Relevant concepts and applicable terminology

In response to the many and varied categories that exist today and the debates ongoing in certain areas, the IACHR’s Unit for the Rights of Lesbian, Gay, Bisexual, Trans and Intersex Persons (LGBTI) has adopted this easily recognizable name as a practical way of synthesizing some of the principal discussions still underway on the issue of categories of sexual orientation, gender identity and gender expression.  In this way, the Commission is acknowledging the terminology; however, as a guiding principle, it is also embracing the notion of each person’s self-identification; consequently, it is possible that the persons who are the focus of the Unit’s work may not identify themselves as belonging to these or other categories.

Sexual orientation has been defined as each person’s capacity for profound emotional, affectional and sexual attraction to, and intimate and sexual relations with, individuals of a different gender or the same gender or more than one gender (Yogyakarta Principles).

Gender Identity refers to each person’s deeply felt internal and individual experience of gender, which may or may not correspond with the sex assigned at birth, including the personal sense of the body (which may involve, if freely chosen, modification of bodily appearance or function by medical, surgical or other means) and other expressions of gender, including dress, speech and mannerisms (Yogyakarta Principles)

Gender expression has been defined as “the outward manifestations of the cultural traits that enable a person to identify himself/herself as male or female, according to the patterns that, at a particular moment in history, a given society defines as gender appropriate.” (Rodolfo y Abril Alcaraz, 2008) The International Commission of Jurists (ICJ) has indicated with respect to gender expression that “[t]he notion of what properly constitutes male or female norms has been a source of human rights abuses against individuals who do not fit or conform to the stereotypical models of masculine or feminine.  Personal deportment, mode of dress, mannerisms, speech pattern, social behavior and interactions, economic independence of women and the absence of an opposite-sex partner are all features that may subvert gender expectations.” (ICJ, 2009)

The term Intersex refers to “all those situations in which an individual’s sexual anatomy does not physically conform to the culturally defined standard for the female and male body” (Mauro Cabral, 2005) The understanding of this specific biological identity has historically been identified with the mythological figure of Hermaphroditus, a person born with “both sexes; in other words, with a penis and a vagina” (Mauro Cabral, 2005). At the present time, the term intersex is considered more technically correct both by the LGBTI movement and in the medical and legal literature.

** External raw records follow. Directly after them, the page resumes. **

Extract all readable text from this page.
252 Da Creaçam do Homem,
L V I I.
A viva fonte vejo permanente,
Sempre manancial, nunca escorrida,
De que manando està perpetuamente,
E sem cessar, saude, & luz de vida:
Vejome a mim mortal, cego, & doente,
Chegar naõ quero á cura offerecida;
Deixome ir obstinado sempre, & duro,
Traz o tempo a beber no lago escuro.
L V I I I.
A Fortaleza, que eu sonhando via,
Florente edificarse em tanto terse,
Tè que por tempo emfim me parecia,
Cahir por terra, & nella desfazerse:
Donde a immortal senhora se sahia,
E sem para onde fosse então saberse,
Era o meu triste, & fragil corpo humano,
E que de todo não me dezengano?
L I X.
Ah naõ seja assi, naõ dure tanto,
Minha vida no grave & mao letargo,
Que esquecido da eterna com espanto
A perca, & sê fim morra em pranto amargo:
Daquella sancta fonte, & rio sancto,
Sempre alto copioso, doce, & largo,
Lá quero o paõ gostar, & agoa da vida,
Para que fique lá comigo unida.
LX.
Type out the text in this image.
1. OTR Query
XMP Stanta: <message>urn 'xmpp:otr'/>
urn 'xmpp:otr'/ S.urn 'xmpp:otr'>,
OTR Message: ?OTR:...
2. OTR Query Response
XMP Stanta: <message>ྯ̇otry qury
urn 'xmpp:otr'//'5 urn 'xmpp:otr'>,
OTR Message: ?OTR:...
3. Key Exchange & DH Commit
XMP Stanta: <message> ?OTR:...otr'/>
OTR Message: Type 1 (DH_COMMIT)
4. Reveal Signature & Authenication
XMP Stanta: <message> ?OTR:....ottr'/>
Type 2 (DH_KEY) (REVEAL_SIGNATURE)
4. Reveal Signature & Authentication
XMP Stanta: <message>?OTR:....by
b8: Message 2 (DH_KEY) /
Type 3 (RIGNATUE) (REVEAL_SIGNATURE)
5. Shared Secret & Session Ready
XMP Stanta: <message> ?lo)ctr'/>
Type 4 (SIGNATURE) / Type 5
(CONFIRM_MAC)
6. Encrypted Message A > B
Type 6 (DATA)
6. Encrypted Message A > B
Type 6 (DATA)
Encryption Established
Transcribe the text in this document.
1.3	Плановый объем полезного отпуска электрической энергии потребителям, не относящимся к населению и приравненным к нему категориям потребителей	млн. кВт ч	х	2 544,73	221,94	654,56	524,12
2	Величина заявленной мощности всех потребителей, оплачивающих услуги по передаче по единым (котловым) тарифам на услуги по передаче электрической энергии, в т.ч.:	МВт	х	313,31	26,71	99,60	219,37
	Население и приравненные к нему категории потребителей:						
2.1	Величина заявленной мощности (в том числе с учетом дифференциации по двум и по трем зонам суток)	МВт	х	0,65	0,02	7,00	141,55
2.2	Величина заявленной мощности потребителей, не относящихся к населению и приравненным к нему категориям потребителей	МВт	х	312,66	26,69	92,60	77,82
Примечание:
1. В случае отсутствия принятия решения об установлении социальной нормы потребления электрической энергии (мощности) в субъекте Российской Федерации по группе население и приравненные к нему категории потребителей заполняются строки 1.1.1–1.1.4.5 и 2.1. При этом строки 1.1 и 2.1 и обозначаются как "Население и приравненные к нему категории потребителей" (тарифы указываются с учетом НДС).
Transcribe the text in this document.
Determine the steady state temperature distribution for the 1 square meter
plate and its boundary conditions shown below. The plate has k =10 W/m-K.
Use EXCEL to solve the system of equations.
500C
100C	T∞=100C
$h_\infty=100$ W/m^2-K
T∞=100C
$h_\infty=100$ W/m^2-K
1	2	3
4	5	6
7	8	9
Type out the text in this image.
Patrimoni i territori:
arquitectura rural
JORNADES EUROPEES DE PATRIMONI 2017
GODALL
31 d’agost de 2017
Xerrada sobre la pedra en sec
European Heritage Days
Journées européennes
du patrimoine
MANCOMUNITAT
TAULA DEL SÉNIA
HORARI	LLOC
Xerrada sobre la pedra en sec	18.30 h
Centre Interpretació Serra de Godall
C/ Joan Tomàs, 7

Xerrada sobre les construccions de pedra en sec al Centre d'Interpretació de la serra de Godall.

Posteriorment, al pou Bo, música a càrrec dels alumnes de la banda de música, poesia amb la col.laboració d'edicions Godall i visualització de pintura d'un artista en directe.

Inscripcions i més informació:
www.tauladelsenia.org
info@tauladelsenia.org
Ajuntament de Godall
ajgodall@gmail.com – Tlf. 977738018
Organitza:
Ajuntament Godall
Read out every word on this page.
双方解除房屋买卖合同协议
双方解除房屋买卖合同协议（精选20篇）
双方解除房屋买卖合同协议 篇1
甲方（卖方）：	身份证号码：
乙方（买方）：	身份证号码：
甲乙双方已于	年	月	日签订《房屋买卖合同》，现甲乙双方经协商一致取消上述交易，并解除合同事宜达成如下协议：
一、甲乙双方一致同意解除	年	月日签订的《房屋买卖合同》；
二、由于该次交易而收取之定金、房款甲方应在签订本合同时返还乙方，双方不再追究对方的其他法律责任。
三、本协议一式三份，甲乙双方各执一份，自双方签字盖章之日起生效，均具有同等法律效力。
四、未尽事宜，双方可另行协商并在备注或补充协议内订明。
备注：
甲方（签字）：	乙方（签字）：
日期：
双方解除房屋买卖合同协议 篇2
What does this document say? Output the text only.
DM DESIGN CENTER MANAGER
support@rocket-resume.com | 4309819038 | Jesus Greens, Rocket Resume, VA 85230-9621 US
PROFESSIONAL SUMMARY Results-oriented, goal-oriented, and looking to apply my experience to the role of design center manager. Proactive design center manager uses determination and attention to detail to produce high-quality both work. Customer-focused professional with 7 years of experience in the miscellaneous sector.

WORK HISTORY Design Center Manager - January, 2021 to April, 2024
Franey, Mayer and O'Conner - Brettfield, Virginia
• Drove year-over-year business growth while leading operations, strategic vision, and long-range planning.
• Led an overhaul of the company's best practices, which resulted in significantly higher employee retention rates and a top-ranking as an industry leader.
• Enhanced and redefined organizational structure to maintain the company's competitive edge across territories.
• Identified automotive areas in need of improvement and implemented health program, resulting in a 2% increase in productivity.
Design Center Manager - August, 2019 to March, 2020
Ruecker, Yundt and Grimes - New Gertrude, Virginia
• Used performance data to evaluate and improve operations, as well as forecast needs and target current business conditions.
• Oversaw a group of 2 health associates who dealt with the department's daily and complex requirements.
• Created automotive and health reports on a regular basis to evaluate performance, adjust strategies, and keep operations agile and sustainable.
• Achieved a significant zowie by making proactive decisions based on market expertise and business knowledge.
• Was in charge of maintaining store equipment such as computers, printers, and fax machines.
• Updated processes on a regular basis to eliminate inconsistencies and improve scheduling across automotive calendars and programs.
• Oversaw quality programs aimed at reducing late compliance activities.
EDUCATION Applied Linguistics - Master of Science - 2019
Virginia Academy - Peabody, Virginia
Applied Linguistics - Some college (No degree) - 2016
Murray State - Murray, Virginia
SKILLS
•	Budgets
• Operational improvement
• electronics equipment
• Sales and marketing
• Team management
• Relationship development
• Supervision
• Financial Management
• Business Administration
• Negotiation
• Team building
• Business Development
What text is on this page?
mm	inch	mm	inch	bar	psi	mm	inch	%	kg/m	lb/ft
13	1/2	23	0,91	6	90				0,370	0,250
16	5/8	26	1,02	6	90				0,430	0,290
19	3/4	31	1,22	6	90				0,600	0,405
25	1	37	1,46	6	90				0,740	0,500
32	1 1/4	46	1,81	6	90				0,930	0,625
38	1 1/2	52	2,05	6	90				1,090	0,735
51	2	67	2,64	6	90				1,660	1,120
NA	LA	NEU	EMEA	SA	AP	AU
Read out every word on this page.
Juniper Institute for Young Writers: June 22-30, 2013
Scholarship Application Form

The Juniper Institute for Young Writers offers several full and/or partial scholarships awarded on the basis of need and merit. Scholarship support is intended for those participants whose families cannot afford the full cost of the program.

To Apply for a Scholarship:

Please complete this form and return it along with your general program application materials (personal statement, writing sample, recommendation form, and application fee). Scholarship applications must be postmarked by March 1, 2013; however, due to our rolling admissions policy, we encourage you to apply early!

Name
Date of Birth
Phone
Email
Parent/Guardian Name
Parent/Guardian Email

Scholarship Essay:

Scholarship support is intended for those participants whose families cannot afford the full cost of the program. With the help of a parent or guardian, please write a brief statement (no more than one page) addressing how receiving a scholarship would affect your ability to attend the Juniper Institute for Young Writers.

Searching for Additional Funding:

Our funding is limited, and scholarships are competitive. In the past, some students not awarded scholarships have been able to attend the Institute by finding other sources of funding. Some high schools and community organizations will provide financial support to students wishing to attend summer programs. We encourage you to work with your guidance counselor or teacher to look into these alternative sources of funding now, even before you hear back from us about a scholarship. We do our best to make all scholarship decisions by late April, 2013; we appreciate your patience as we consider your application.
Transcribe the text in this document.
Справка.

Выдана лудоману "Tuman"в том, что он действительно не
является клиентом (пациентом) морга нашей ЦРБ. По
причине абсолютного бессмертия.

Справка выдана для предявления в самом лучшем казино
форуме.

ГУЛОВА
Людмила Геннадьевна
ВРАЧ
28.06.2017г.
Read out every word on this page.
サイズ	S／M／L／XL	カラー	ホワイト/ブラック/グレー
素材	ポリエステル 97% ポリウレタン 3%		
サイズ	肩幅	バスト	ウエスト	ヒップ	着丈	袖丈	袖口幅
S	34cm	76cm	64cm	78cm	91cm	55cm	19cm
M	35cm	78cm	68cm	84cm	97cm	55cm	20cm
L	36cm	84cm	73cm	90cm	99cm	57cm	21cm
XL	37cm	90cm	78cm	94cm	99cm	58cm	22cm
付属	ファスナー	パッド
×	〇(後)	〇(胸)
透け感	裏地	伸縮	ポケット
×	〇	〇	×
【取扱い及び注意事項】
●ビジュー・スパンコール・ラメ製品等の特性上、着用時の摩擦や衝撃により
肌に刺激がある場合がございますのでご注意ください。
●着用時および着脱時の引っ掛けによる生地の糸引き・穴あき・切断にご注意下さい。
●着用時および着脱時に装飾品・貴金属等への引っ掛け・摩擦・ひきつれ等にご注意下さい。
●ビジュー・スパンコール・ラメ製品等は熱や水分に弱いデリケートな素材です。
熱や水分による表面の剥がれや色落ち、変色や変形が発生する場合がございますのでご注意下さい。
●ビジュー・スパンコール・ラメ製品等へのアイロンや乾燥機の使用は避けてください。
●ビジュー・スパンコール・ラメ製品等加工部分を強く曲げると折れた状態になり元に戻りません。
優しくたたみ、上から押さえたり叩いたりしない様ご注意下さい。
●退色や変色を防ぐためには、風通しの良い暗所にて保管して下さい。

The IACHR understands that discrimination based on sexual orientation, gender identity or gender expression constitutes any distinction, exclusion, restriction or preference made against a person on these grounds, which has the effect or the purpose –whether de jure or de facto- of impairing or nullifying the recognition, enjoyment or exercise, on the basis of equality, of human rights and fundamental freedoms, taking into account the social and cultural attributes that have been associated with those categories.

Sexual orientation, gender identity and gender expression are fundamental components of people’s private life or privacy. The Inter-American Commission has highlighted that the right to private life guarantees spheres of privacy in which the State or anyone cannot intrude, such as the ability to pursue the development of one’s personality and aspirations and determining one’s identity, as well as those spheres of everyone´s own and autonomous activities.